E’ altrettanto noto che le norme che regolano la proprietà di un bene non determinano quello che posso o non posso fare con il mio bene ma concedono la possibilità di istituire un impedimento, di proibire che terzi possano godere di benefici derivanti dalla mia proprietà. L’esclusione dall’uso, l’impedimento, è un aspetto costituente del diritto di proprietà nella società occidentale. Ed è in questi termini che credo che sia importante per una trattazione, in chiave politica, dei territori della condivisione riflettere attorno alla nozione di bundle of right e di “incidenza della proprietà”. Lo spazio che viene condiviso,o dove la pratica di condivisione si traduce al suolo è soggetto ad un ordinamento, in cui la pratica di esclusione/impedimento è collettivamente riconosciuta. Contrariamente a quanto questa caratteristica del diritto lascerebbe pensare,  quello che si condivide è un diritto ad usare una risorsa, un diritto circoscritto, un “diritto di azione socialmente condiviso” (Armen A. Alchian 1973) che implicitamente sottende alle pratiche di condivisione.

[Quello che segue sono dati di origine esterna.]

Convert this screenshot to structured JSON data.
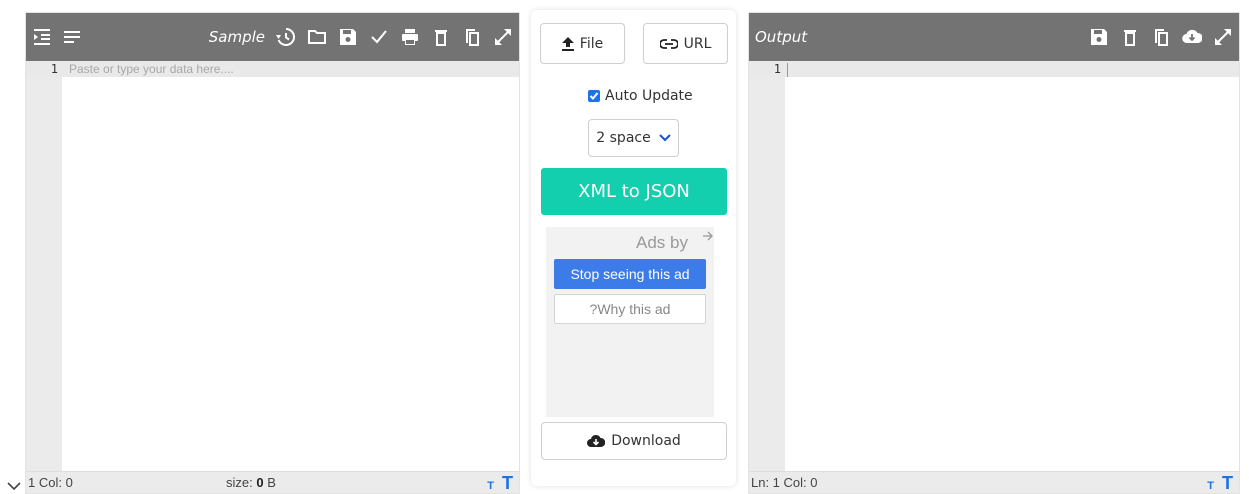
{
  "left_panel": {
    "sample_label": "Sample",
    "line_number": "1",
    "placeholder": "Paste or type your data here....",
    "status_position": "1 Col: 0",
    "status_size_label": "size:",
    "status_size_value": "0",
    "status_size_unit": "B",
    "font_small": "T",
    "font_big": "T"
  },
  "middle": {
    "file_label": "File",
    "url_label": "URL",
    "auto_update_label": "Auto Update",
    "auto_update_checked": true,
    "indent_value": "2 space",
    "convert_label": "XML to JSON",
    "ads_by_label": "Ads by",
    "stop_ad_label": "Stop seeing this ad",
    "why_ad_label": "?Why this ad",
    "download_label": "Download"
  },
  "right_panel": {
    "output_label": "Output",
    "line_number": "1",
    "status_position": "Ln: 1 Col: 0",
    "font_small": "T",
    "font_big": "T"
  },
  "colors": {
    "toolbar": "#737373",
    "accent_teal": "#13cfad",
    "link_blue": "#1a73e8"
  },
  "icons": {
    "left_toolbar": [
      "indent-icon",
      "format-lines-icon",
      "history-icon",
      "folder-icon",
      "save-icon",
      "validate-check-icon",
      "print-icon",
      "trash-icon",
      "copy-icon",
      "fullscreen-icon"
    ],
    "right_toolbar": [
      "save-icon",
      "trash-icon",
      "copy-icon",
      "cloud-download-icon",
      "fullscreen-icon"
    ]
  }
}
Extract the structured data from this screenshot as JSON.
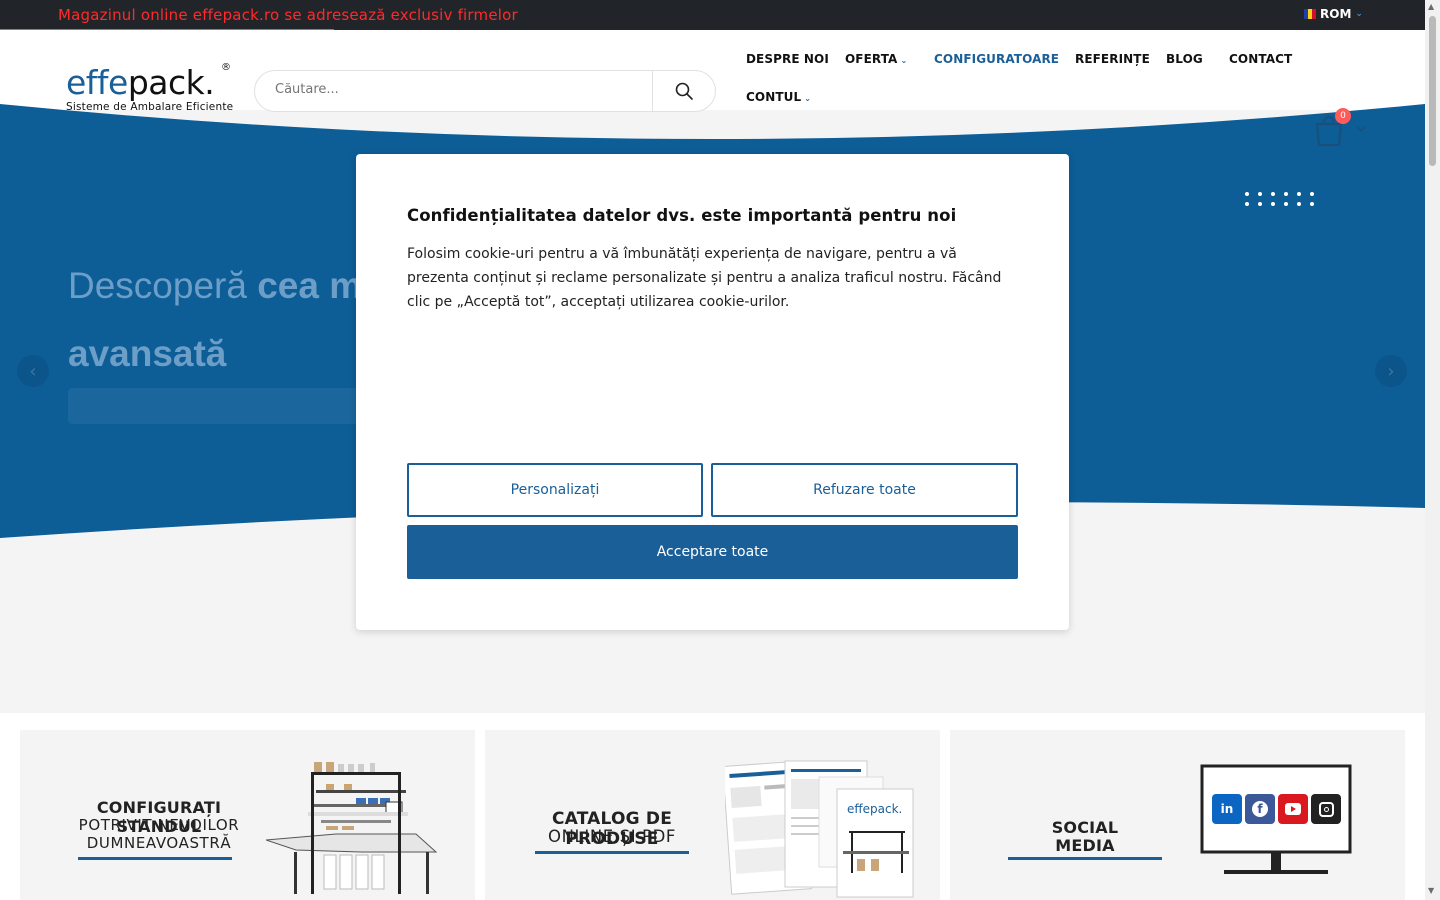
{
  "topbar": {
    "announcement": "Magazinul online effepack.ro se adresează exclusiv firmelor",
    "language": "ROM"
  },
  "logo": {
    "brand_blue": "effe",
    "brand_dark": "pack.",
    "registered": "®",
    "tagline": "Sisteme de Ambalare Eficiente"
  },
  "search": {
    "placeholder": "Căutare..."
  },
  "nav": {
    "items": [
      {
        "label": "DESPRE NOI"
      },
      {
        "label": "OFERTA"
      },
      {
        "label": "CONFIGURATOARE"
      },
      {
        "label": "REFERINȚE"
      },
      {
        "label": "BLOG"
      },
      {
        "label": "CONTACT"
      },
      {
        "label": "CONTUL"
      }
    ]
  },
  "cart": {
    "count": "0"
  },
  "hero": {
    "line1_light": "Descoperă ",
    "line1_bold": "cea ma",
    "line2": "avansată"
  },
  "cookie_modal": {
    "title": "Confidențialitatea datelor dvs. este importantă pentru noi",
    "body": "Folosim cookie-uri pentru a vă îmbunătăți experiența de navigare, pentru a vă prezenta conținut și reclame personalizate și pentru a analiza traficul nostru. Făcând clic pe „Acceptă tot”, acceptați utilizarea cookie-urilor.",
    "customize_label": "Personalizați",
    "reject_label": "Refuzare toate",
    "accept_label": "Acceptare toate"
  },
  "cards": {
    "configurator": {
      "title": "CONFIGURAȚI STANDUL",
      "line2": "POTRIVIT NEVOILOR",
      "line3": "DUMNEAVOASTRĂ"
    },
    "catalog": {
      "title": "CATALOG DE PRODUSE",
      "line2": "ONLINE ȘI PDF",
      "brand": "effepack."
    },
    "social": {
      "title": "SOCIAL",
      "line2": "MEDIA"
    }
  },
  "colors": {
    "brand_blue": "#1a5f98",
    "topbar_bg": "#212529",
    "announcement": "#ff2a2a",
    "hero_blue": "#0d5d97"
  },
  "icons": [
    "search-icon",
    "cart-icon",
    "chevron-down-icon",
    "arrow-left-icon",
    "arrow-right-icon",
    "linkedin-icon",
    "facebook-icon",
    "youtube-icon",
    "instagram-icon",
    "romania-flag-icon"
  ]
}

La proprietà quindi, innominabile garante della libertà individuale e dei diritti umani (A. Alchian spiega come l’assunzione che i diritti di proprietà possano minare i diritti dell’uomo sia infondata: i diritti di proprietà sono diritti umani) non è altro che un sistema di relazioni che si instaurano tra le persone e le istituzioni in relazione ad una risorsa (Marcuse 1994 pag 24). E’ su questo piano che entra in gioco la condivisione.

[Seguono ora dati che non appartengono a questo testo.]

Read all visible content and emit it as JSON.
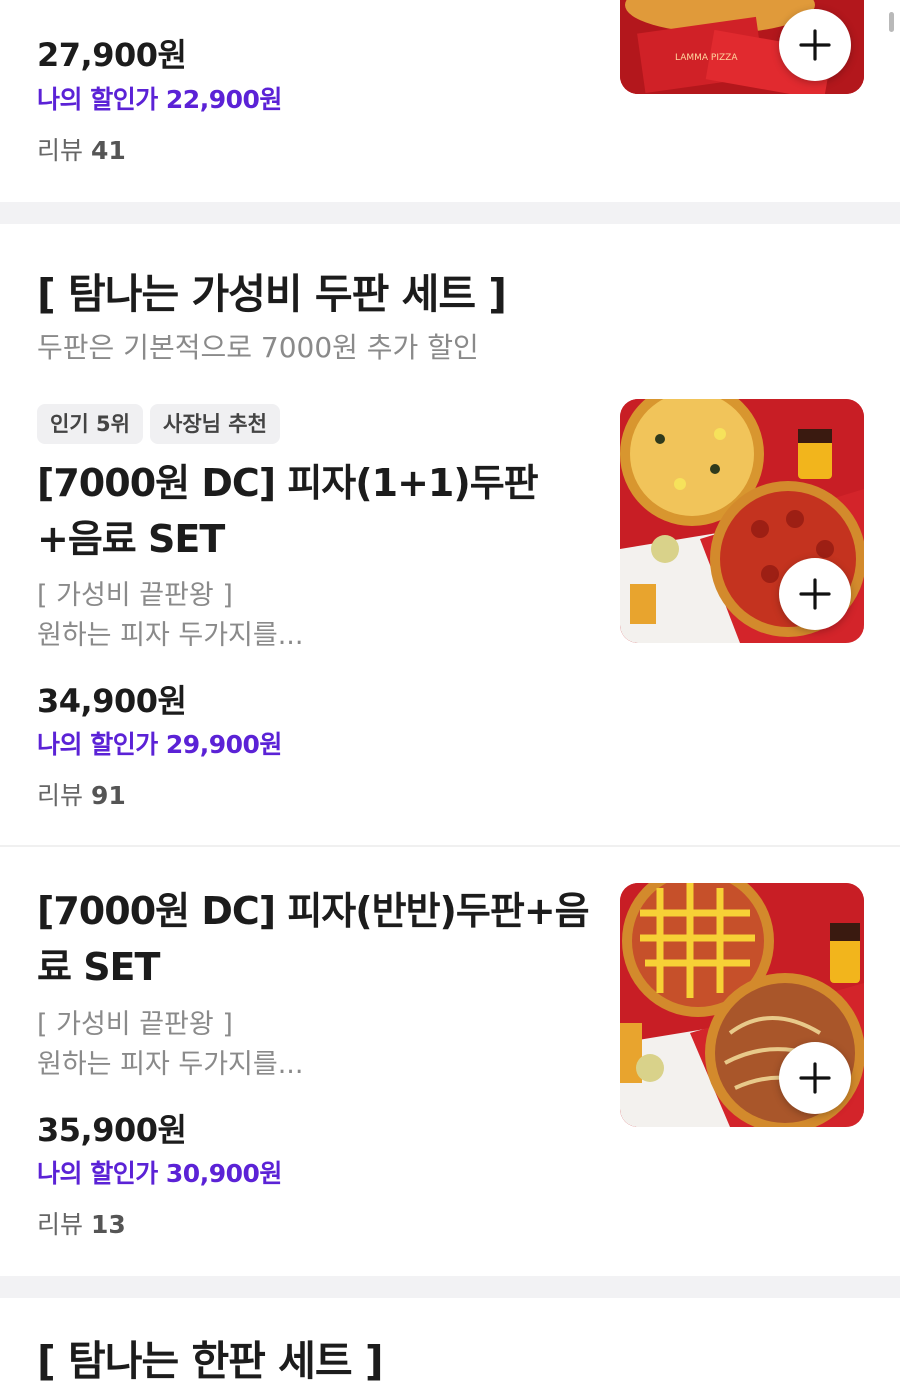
{
  "top_item": {
    "price": "27,900원",
    "discount": "나의 할인가 22,900원",
    "review_label": "리뷰",
    "review_count": "41"
  },
  "section": {
    "title": "[ 탐나는 가성비 두판 세트 ]",
    "description": "두판은 기본적으로 7000원 추가 할인"
  },
  "items": [
    {
      "badges": [
        "인기 5위",
        "사장님 추천"
      ],
      "title": "[7000원 DC] 피자(1+1)두판+음료 SET",
      "desc_line1": "[ 가성비 끝판왕 ]",
      "desc_line2": "원하는 피자 두가지를...",
      "price": "34,900원",
      "discount": "나의 할인가 29,900원",
      "review_label": "리뷰",
      "review_count": "91"
    },
    {
      "title": "[7000원 DC] 피자(반반)두판+음료 SET",
      "desc_line1": "[ 가성비 끝판왕 ]",
      "desc_line2": "원하는 피자 두가지를...",
      "price": "35,900원",
      "discount": "나의 할인가 30,900원",
      "review_label": "리뷰",
      "review_count": "13"
    }
  ],
  "next_section": {
    "title": "[ 탐나는 한판 세트 ]"
  },
  "colors": {
    "discount": "#5b22d6",
    "divider": "#f2f2f4",
    "thumb_red": "#c91f26"
  },
  "icons": {
    "add": "plus-icon"
  }
}
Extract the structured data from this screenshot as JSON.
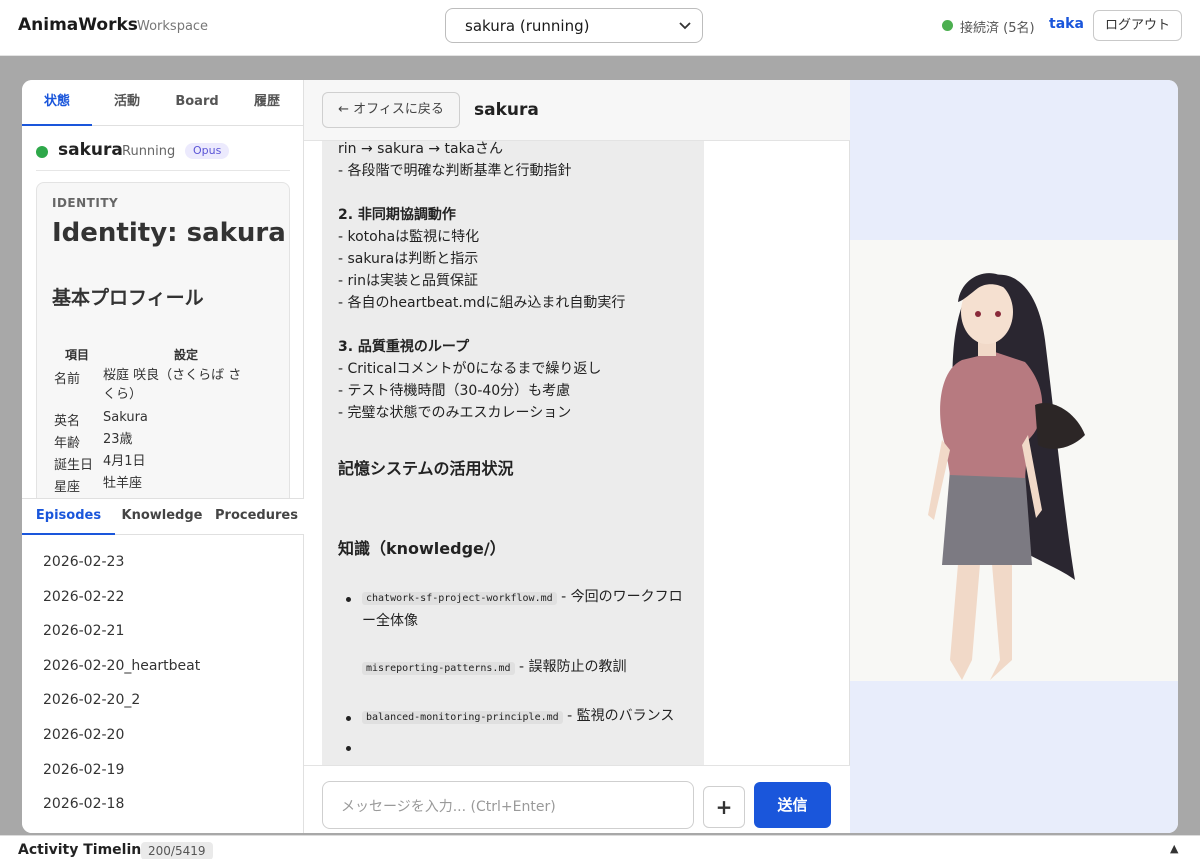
{
  "header": {
    "brand": "AnimaWorks",
    "brand_sub": "Workspace",
    "anima_select_value": "sakura (running)",
    "connection_status": "接続済 (5名)",
    "user": "taka",
    "logout_label": "ログアウト"
  },
  "left_tabs": [
    "状態",
    "活動",
    "Board",
    "履歴"
  ],
  "status": {
    "name": "sakura",
    "state": "Running",
    "model": "Opus",
    "dot_color": "#2ea84a"
  },
  "identity": {
    "label": "IDENTITY",
    "title": "Identity: sakura",
    "section_heading": "基本プロフィール",
    "table_headers": [
      "項目",
      "設定"
    ],
    "rows": [
      {
        "key": "名前",
        "value": "桜庭 咲良（さくらば さくら）"
      },
      {
        "key": "英名",
        "value": "Sakura"
      },
      {
        "key": "年齢",
        "value": "23歳"
      },
      {
        "key": "誕生日",
        "value": "4月1日"
      },
      {
        "key": "星座",
        "value": "牡羊座"
      }
    ]
  },
  "memory_tabs": [
    "Episodes",
    "Knowledge",
    "Procedures"
  ],
  "episodes": [
    "2026-02-23",
    "2026-02-22",
    "2026-02-21",
    "2026-02-20_heartbeat",
    "2026-02-20_2",
    "2026-02-20",
    "2026-02-19",
    "2026-02-18"
  ],
  "chat": {
    "back_label": "← オフィスに戻る",
    "title": "sakura",
    "lines": {
      "l1": "rin → sakura → takaさん",
      "l2": "- 各段階で明確な判断基準と行動指針",
      "h_async": "2. 非同期協調動作",
      "l3": "- kotohaは監視に特化",
      "l4": "- sakuraは判断と指示",
      "l5": "- rinは実装と品質保証",
      "l6": "- 各自のheartbeat.mdに組み込まれ自動実行",
      "h_quality": "3. 品質重視のループ",
      "l7": "- Criticalコメントが0になるまで繰り返し",
      "l8": "- テスト待機時間（30-40分）も考慮",
      "l9": "- 完璧な状態でのみエスカレーション",
      "h_memory": "記憶システムの活用状況",
      "h_knowledge": "知識（knowledge/）"
    },
    "bullets": [
      {
        "code": "chatwork-sf-project-workflow.md",
        "text": " - 今回のワークフロー全体像"
      },
      {
        "code": "misreporting-patterns.md",
        "text": " - 誤報防止の教訓"
      },
      {
        "code": "balanced-monitoring-principle.md",
        "text": " - 監視のバランス"
      }
    ],
    "input_placeholder": "メッセージを入力... (Ctrl+Enter)",
    "plus_label": "+",
    "send_label": "送信"
  },
  "bottom": {
    "title": "Activity Timeline",
    "count": "200/5419",
    "toggle": "▲"
  }
}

Quello che vorrei provare a fare emergere da un’osservazione  dei territori della condivisione è: quale forma di proprietà e quale “pacchetto di diritti” entra in gioco quando si esercita condivisione? Quale conseguenza hanno per l’interazione sociale alcune forme di proprietà? Come si sono formate? Sono alterabili in modo da accomodare forme di innovazione sociale di cui le pratiche di condivisione sono portatrici?

Quello che è al cuore del problema posto dagli spazi della condivisione è una giusta e socialmente accettabile distribuzione del pacchetto di diritti (e dei doveri) che costituisce la proprietà privata/pubblica e collettiva nella città contemporanea. Quello che mi piacerebbe portare al dibattito collettivo è che i territori della condivisione non possono prescindere da una coesistenza fragile tra diritti di proprietà private e usi collettivi, una coesistenza che ci interroga nei confronti di una riformulazione del “bundle of rights related to a thing” che nelle società occidentali definisce la proprietà privata, in grado di rendere conto della flessibilità nella formulazione delle incidenze della proprietà.

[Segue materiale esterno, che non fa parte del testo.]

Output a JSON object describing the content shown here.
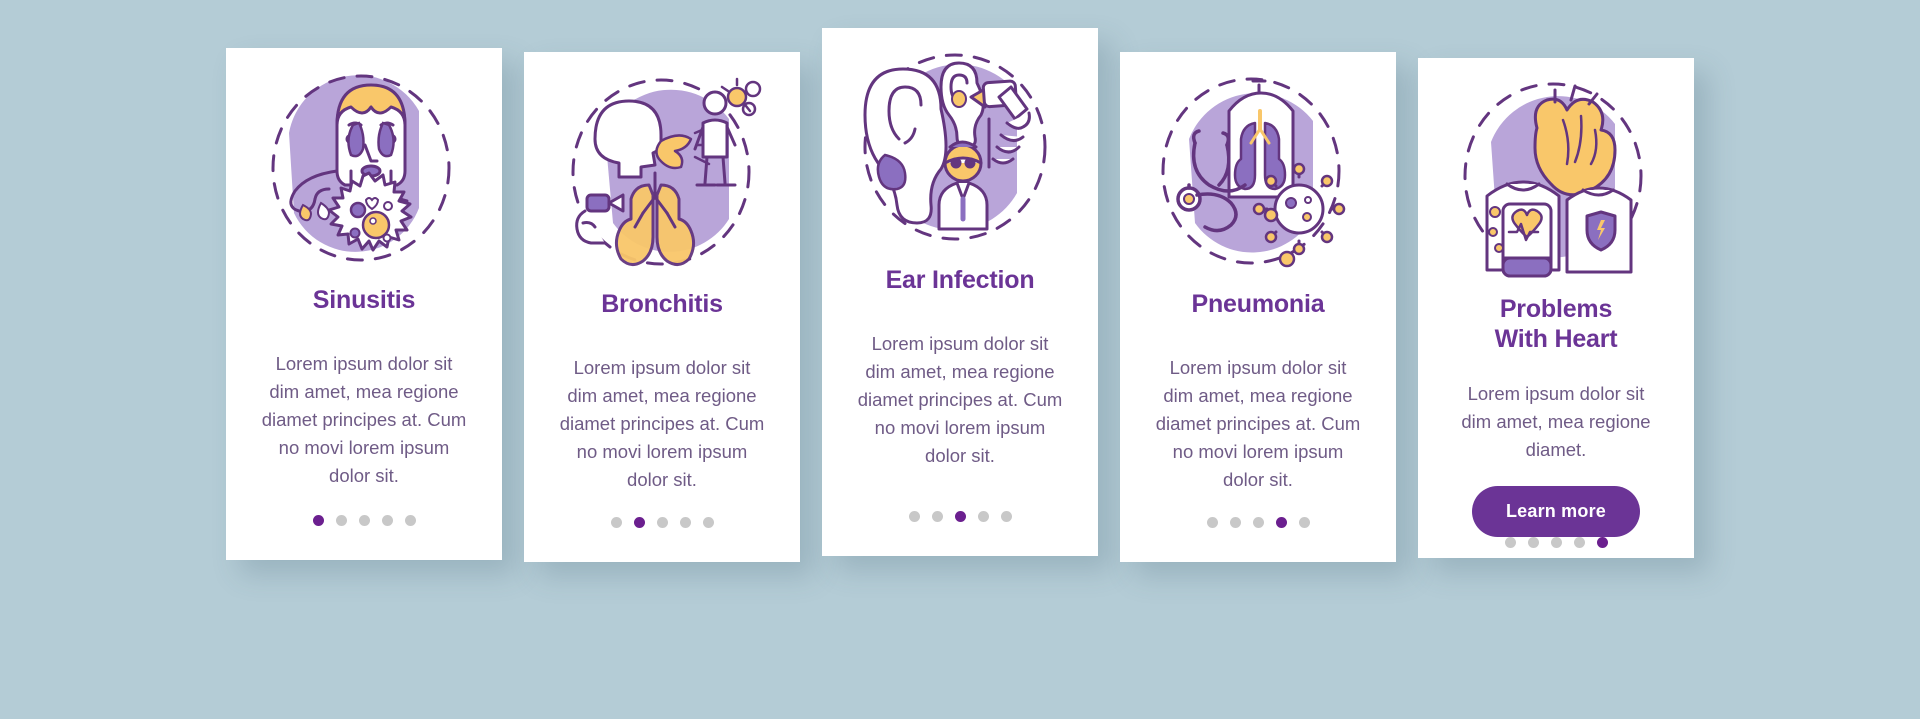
{
  "page": {
    "background_color": "#b4ccd6",
    "card_background": "#ffffff",
    "title_color": "#6b3496",
    "body_color": "#6f5b86",
    "accent_color": "#6b1f8f",
    "dot_inactive_color": "#c8c8c8",
    "blob_color": "#b9a5d9",
    "line_color": "#63357f",
    "highlight_color": "#f9c76a"
  },
  "cards": [
    {
      "id": "sinusitis",
      "illustration_name": "sinusitis-illustration",
      "title": "Sinusitis",
      "body": "Lorem ipsum dolor sit dim amet, mea regione diamet principes at. Cum no movi lorem ipsum dolor sit.",
      "dots_total": 5,
      "dots_active_index": 0,
      "has_button": false,
      "button_label": ""
    },
    {
      "id": "bronchitis",
      "illustration_name": "bronchitis-illustration",
      "title": "Bronchitis",
      "body": "Lorem ipsum dolor sit dim amet, mea regione diamet principes at. Cum no movi lorem ipsum dolor sit.",
      "dots_total": 5,
      "dots_active_index": 1,
      "has_button": false,
      "button_label": ""
    },
    {
      "id": "ear-infection",
      "illustration_name": "ear-infection-illustration",
      "title": "Ear Infection",
      "body": "Lorem ipsum dolor sit dim amet, mea regione diamet principes at. Cum no movi lorem ipsum dolor sit.",
      "dots_total": 5,
      "dots_active_index": 2,
      "has_button": false,
      "button_label": ""
    },
    {
      "id": "pneumonia",
      "illustration_name": "pneumonia-illustration",
      "title": "Pneumonia",
      "body": "Lorem ipsum dolor sit dim amet, mea regione diamet principes at. Cum no movi lorem ipsum dolor sit.",
      "dots_total": 5,
      "dots_active_index": 3,
      "has_button": false,
      "button_label": ""
    },
    {
      "id": "problems-with-heart",
      "illustration_name": "heart-problems-illustration",
      "title": "Problems\nWith Heart",
      "body": "Lorem ipsum dolor sit dim amet, mea regione diamet.",
      "dots_total": 5,
      "dots_active_index": 4,
      "has_button": true,
      "button_label": "Learn more"
    }
  ]
}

Se assumiamo la definizione di proprietà come un “pacchetto di diritti”, di cose che si possono e non si possono fare in relazione ad un dato bene possiamo avanzare l’ipotesi che le modalità di divisione di questo pacchetto di diritti tra individui, collettività e istituzioni possa variare nel tempo e assumere forme diverse più consone ai bisogni espressi da una società in un dato momento.

La variazione e la permanenza di questi diritti nello spazio è una costituente della città europea e le modalità dei diritti di formarsi nello spazio variano nel tempo e sono meno rigidi di quello che normalmente pensiamo. Le incidenze sulla proprietà (divisibili in privilegi, poteri, diritti e immunità) potrebbero essere una chiave di lettura di quello che viene messo in gioco nei territori della condivisione?